Most scholars assume that with the rise of nationalism and the liberation of the nations of the Balkans, the collective term "Romans", which was used since the Byzantine times to define the adherents of the Patriarchate of Constantinople regardless of their ethnolinguistic background, vanished with the emergence of national nomenclature. However, below you will read an interesting passage I found on "Understanding the Pre-Nationalist Balkans: The “Romaic” Community" by Raymond Detrez.

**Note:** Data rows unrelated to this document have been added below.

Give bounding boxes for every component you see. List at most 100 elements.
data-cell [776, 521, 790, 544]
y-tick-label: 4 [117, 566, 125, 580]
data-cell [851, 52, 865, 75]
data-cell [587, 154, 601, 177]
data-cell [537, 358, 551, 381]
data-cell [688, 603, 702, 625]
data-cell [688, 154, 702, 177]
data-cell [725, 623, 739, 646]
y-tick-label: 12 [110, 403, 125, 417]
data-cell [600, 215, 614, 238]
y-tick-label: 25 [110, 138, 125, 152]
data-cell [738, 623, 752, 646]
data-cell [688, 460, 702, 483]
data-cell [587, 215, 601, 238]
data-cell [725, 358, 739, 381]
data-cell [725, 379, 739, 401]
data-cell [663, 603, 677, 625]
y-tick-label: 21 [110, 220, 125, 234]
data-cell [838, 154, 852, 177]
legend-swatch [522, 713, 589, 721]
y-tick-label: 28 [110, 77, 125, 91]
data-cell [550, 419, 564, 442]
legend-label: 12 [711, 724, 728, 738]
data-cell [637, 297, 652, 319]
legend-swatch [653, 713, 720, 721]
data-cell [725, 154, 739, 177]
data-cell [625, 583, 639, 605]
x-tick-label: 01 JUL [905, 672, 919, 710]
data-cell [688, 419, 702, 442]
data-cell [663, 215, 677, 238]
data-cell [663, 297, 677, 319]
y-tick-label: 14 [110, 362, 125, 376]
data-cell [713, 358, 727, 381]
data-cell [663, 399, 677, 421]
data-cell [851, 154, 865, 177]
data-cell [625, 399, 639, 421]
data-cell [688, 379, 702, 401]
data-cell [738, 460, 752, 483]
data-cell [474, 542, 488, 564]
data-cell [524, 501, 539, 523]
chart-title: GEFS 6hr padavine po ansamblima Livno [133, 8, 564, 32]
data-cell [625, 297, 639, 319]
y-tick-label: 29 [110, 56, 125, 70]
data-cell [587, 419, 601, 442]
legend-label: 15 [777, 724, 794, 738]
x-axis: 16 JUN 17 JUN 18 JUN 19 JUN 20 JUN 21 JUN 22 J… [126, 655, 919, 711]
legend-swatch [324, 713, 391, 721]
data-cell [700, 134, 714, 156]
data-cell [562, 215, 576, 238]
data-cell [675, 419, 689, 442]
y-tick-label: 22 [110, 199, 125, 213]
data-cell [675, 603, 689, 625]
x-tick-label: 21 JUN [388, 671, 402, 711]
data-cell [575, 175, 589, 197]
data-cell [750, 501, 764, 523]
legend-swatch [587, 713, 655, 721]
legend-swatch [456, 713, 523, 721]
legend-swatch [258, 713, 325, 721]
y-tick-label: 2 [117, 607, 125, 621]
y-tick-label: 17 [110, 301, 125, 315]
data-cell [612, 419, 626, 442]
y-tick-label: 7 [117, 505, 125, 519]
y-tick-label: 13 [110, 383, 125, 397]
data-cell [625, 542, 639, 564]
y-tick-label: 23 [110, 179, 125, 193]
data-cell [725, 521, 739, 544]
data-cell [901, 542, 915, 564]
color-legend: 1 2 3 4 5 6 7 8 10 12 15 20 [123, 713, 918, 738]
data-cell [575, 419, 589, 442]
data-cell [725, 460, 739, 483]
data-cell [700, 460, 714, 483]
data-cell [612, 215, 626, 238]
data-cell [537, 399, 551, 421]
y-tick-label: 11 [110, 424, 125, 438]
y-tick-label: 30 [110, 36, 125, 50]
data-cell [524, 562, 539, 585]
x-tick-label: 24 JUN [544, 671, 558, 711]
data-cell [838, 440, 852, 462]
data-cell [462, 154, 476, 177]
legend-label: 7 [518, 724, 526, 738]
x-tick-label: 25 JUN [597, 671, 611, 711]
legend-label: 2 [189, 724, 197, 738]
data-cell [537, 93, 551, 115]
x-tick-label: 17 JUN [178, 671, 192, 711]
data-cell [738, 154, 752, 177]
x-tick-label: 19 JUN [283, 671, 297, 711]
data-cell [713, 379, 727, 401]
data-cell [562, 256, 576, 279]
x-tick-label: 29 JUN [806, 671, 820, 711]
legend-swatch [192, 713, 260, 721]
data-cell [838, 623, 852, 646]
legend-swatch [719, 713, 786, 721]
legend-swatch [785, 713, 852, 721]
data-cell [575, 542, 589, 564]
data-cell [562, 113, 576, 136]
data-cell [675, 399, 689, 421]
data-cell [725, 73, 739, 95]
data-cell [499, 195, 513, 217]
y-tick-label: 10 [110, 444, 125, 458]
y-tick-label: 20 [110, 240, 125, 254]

Sir Harry Luke wrote in 1936!
Orthodox peasants, not only in Greece, but even at times in
Serbia and Bulgaria speak of themselves as “Romans”… The
word “Roman” thus included not only the Greeks of Hellas,
the islands, the capital city, and the various Greek centers
of Asia Minor, but also the Serbs, the Rumanians and the
Bulgarians of the Balkan Peninsula and the Arab-speaking
Orthodox communities of Syria, Palestine, and Egypt.*
*Quoted by Kemal Karpat, An Inquiry into the Social Foundations of
Nationalism in the Ottoman State: From Social Estates to Classes, from Millets to
Nations, Princeton University: Center of International Studies, 1973, quoted in
Vermeulen, “Greek Cultural Dominance”, p. 228.